A tripartite mechanism for neural memory has been identified, wherein neurons utilize trace metal cations and neurotransmitters to encode emotive states within the extracellular matrix.

The study also underscores the evolutionary importance of bacterial chemical signaling processes in the development of neural memory and consciousness in complex organisms.

Through a biochemical lens, the research elucidates how life transitions to consciousness via memory evolution. By mapping the progress of neural-net signaling from bacterial chemical communication to primate consciousness, the study provides a comprehensive framework for exploring the intricate interplay among memory, consciousness, and evolution.
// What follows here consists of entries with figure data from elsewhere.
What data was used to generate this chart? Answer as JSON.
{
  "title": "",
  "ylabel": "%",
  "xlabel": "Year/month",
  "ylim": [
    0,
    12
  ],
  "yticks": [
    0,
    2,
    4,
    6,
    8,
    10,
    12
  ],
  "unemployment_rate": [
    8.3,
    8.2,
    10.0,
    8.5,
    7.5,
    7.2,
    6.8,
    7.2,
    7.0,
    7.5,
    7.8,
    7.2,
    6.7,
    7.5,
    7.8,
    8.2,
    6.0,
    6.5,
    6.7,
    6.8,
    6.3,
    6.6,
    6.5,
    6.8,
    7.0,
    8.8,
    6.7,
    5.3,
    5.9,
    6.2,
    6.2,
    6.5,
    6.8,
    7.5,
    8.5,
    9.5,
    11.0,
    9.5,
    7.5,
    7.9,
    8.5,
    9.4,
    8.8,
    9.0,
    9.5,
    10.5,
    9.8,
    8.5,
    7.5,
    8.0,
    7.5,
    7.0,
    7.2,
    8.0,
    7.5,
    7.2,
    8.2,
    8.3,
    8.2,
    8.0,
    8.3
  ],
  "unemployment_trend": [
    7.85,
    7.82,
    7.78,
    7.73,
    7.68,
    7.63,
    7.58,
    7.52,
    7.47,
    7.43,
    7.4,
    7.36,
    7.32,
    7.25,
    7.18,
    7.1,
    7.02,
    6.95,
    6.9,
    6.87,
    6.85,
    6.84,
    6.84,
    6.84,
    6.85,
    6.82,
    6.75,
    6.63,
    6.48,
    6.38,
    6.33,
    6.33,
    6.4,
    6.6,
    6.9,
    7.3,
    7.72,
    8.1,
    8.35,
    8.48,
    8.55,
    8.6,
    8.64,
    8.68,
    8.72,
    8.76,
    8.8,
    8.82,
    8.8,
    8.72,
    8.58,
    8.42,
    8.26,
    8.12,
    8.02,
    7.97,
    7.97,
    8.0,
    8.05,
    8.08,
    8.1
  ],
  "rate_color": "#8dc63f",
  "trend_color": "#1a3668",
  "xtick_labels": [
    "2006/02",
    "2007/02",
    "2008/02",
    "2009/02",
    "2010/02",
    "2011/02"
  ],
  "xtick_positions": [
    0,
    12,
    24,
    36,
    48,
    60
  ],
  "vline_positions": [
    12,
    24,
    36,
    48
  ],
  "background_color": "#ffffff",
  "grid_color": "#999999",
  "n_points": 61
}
Background: Our research on the Tripartite Mechanism of Memory delves into the collaborative roles of neurons, the neural extracellular matrix, trace metals, and neurotransmitters in memory formation, storage, and retrieval. We discovered that certain metals binding within the matrix can alter its structure, forming complexes that serve as the fundamental units of memory. These metal complexes have the ability to interact with neurotransmitters, resulting in the formation of emotional memory units. These memory units collectively create a framework for storing information in the brain. This proposed mechanism sheds light on how disturbances in metal levels could potentially impact memory functions. Furthermore, we speculate that disorders such as Alzheimer's and autism may be linked to dysregulation of metal handling by the body. Understanding these intricate relationships provides insight into the processes of memory formation and retrieval, aiding in comprehension of conditions ranging from short-term memory loss to more severe memory impairments.

Gerard Marx comes from a background of blood coagulation and biotechnology. Chaim Gilon is a Emeritus Professor Active specializing in the development and synthesis of peptide based drugs.